Micah Schnabel, Dial Drive, Houston and the Dirty Rats and Sticky Steve and Uncomfortable Dave, Will’s Pub, Jan. 27
Like Jon Snodgrass individually and Drag the River collectively, both Micah Schnabel and his Ohio band Two Cow Garage are national acts that have shown Orlando lots of love with a long history of visits. On his own, Schnabel taps the same vein of rootsy Midwestern grit as Two Cow Garage. But while his main band often rolls with a wide-open rock twang, his solo stuff has an even more pronounced spoken-word edge that injects nerve, angularity and urgency into everything.
Beyond just sound and feel, Schnabel’s work pulses with a charged raconteur heart propelled by as much passion as message. With tales that not just examine the American heartland with rosy romance but embody it in all its truth and spectrum, his solo show is a storyteller experience with folk honesty and punk voltage. It’s a raw lens that’s at once narrative and commentary, radiant in its own fire and humanity.

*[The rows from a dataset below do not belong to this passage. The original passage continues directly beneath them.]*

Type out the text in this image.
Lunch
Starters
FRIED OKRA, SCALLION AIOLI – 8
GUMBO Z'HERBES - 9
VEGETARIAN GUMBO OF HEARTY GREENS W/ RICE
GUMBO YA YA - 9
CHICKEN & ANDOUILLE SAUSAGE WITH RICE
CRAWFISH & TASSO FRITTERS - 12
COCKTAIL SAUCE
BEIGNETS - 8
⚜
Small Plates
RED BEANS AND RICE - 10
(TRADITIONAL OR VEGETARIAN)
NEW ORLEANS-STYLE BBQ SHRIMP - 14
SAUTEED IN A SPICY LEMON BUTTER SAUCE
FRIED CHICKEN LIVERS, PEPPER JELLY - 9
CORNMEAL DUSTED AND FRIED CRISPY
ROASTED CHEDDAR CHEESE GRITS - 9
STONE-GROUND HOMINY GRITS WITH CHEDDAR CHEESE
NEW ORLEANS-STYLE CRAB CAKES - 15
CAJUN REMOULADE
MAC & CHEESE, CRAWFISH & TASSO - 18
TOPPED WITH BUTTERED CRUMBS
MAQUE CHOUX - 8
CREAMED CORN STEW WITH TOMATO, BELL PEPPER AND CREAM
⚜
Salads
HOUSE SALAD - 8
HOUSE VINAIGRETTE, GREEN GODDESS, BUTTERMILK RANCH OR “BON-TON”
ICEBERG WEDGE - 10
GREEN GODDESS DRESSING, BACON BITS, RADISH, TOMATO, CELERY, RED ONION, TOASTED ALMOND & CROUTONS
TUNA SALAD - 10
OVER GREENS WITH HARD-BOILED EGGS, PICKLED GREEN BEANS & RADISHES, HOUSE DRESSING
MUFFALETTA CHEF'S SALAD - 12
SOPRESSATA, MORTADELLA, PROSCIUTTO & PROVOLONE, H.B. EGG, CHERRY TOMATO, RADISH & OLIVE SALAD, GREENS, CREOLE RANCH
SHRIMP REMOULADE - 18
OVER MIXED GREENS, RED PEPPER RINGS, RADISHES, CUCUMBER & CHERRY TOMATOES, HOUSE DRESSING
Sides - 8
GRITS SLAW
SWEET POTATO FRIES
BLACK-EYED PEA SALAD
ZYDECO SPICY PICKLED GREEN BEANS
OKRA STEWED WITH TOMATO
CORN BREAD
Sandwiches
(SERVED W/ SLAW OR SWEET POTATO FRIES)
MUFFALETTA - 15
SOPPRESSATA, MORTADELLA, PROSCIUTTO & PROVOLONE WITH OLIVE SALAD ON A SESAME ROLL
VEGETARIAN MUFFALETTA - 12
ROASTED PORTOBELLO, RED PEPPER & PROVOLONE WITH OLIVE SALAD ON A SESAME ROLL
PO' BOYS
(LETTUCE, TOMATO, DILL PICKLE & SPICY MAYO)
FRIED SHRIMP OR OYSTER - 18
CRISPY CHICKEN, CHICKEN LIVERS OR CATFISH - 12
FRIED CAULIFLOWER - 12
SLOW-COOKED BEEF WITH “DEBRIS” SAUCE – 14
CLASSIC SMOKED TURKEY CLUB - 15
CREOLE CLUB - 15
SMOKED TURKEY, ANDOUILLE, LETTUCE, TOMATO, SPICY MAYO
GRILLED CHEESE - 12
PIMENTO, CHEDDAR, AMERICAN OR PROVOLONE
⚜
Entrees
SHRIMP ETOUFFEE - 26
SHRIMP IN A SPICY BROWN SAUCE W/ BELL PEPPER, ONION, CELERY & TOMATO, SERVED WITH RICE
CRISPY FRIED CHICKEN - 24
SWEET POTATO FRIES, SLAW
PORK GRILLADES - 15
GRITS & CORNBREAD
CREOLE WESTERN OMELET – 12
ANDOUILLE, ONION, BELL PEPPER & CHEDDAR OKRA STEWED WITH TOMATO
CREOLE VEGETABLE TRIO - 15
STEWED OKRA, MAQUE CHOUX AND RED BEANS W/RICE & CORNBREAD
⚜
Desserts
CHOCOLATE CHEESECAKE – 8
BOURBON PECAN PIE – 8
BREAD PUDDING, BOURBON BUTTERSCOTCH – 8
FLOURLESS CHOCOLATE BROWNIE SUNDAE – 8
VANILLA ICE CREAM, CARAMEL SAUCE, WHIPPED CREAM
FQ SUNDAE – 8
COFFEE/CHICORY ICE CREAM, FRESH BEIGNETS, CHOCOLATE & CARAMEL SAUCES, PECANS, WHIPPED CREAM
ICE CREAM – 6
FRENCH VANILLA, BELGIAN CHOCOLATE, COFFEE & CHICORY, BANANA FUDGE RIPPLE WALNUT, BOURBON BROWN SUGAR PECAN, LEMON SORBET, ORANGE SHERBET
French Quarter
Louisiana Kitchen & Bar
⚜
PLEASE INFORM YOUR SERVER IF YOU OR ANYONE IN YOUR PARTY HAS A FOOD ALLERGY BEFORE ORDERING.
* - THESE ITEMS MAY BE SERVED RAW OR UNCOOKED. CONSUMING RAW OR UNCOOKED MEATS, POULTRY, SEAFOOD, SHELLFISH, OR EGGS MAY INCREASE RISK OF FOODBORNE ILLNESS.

The rest of his support bill, however, was much more ordinary. Although their music is boilerplate pop-punk, Orlando band Dial Drive at least had the goods to be a tight and large-sounding unit.
While they sound like unsavory dinner company on paper, local cohorts Sticky Steve and Uncomfortable Dave were complementary performers trading off simple folk-punk jams of melody and humor.
Touring opener Houston and the Dirty Rats from New Jersey played generic street punk with a drummer who tended to fall behind and a degree of showboating that sometimes bordered on canned corn.
But that Schnabel, man, he’s an inspired force.